OpenNMT provides native implementation of scoring metrics - BLEU, TER, DLRATIO

All metrics can be used as a validation metric (see option -validation_metric) during training or standalone using tools/score.lua:

$ th tools/score.lua REFERENCE [-sample SN] [-scorer bleu|ter|dlratio] PARAMS < OUT

The actual metric is selected with scorer option and the output is a line with 3 field, tab separated like:

34.73        +/-0.83        BLEU = 34.77, 79.8/49.1/29.6/17.6 (BP=0.919, ratio=0.922, hyp_len=26742, ref_len=28995)
54.77                       TER = 54.77 (Ins 1.8, Del 4.4, Sub 9.6, Shft 1.9, WdSh 2.6)

The fields are:

  • numeric value of the score
  • 95% confidence error margin (1.96*standard deviation) for k samples of half-size
  • formated scorer output

Tip

Error margin is a simple way to know if score variation is part of metric calculation variation or is significant.

The scorer use by default space tokenization suited for evaluation of tokenized translation.
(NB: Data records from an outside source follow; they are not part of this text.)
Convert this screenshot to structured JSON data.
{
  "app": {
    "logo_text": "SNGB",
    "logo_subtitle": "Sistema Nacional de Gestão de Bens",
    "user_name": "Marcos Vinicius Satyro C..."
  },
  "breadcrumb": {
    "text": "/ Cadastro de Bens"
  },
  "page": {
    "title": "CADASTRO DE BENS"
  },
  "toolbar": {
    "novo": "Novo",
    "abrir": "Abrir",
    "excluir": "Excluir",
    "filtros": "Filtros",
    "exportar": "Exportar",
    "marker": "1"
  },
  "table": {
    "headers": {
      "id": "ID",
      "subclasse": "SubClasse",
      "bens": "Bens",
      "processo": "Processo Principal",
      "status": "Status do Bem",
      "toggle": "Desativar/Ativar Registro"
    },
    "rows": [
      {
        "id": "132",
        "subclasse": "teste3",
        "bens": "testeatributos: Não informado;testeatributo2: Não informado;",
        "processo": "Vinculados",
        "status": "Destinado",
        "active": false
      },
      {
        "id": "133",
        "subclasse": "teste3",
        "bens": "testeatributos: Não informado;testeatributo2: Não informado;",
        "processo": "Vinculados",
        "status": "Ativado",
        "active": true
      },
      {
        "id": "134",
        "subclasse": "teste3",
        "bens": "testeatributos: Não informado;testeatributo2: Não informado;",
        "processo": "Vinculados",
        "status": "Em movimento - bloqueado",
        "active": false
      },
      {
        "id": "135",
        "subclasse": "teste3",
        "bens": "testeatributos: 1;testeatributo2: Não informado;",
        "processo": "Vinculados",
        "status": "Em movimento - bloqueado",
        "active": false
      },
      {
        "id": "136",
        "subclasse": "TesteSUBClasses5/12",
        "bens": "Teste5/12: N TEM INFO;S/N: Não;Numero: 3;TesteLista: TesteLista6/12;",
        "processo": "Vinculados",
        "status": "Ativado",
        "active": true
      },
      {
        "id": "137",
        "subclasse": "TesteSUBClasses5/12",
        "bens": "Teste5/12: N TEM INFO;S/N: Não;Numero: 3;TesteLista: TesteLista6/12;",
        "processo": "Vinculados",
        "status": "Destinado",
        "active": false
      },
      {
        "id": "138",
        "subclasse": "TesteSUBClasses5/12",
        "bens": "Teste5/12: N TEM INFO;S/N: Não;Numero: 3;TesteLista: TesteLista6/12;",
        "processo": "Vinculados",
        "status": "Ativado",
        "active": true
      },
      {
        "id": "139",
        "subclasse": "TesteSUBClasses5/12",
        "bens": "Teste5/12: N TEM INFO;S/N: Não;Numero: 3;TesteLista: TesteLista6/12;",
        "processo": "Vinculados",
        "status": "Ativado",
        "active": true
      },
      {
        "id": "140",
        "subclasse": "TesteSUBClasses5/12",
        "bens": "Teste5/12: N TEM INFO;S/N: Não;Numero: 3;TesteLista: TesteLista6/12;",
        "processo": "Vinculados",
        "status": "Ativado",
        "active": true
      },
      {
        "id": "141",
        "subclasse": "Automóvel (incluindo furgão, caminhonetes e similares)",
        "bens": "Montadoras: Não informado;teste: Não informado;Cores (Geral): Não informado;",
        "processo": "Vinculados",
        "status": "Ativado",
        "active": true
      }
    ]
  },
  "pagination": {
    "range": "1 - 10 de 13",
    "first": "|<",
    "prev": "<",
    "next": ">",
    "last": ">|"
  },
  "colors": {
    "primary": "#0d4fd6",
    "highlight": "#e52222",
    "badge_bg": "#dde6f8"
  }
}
For evaluation of tokenized translation, you can use -tokenizer max option applying on the fly the following tokenization options and suited for most language pairs:

-mode=aggressive
-segment_alphabet=Han,Kanbun,Katakana,Hiragana
-segment_alphabet_change

Alternatively, you can tokenize both translation output and translation reference with your favorite tokenization options and score on this corpus using default space tokenization.

BLEU

BLEU is a metric widely used for evaluation of machine translation output.

Syntax follows multi-bleu.perl syntax:

$ th tools/score.lua REFERENCE [-sample SN] [-scorer bleu] [-order N] < OUT

generating:

[06/17/17 09:39:04 INFO] 4 references, 1002 sentences
BLEU = 34.77 +/- 0.43, 79.8/49.1/29.6/17.6 (BP=0.919, ratio=0.922, hyp_len=26742, ref_len=28995)

where:

  • REFERENCE is either a single file, or a prefix for multiple-reference REFERENCE0, REFERENCE1, ...
  • -order is bleu n-gram order (default 4)

TER

TER is an error metric for machine translation that messures the number of edits required to change a system output into one of the references. It is generally prefered to BLEU for estimation of sentence post-editing effort.

DLRATIO

Damerau-Levenshtein edit distance is edit distance between 2 sentences. It is a simplified version of TER (in particular, TER that also integrates numbers of sequence shift).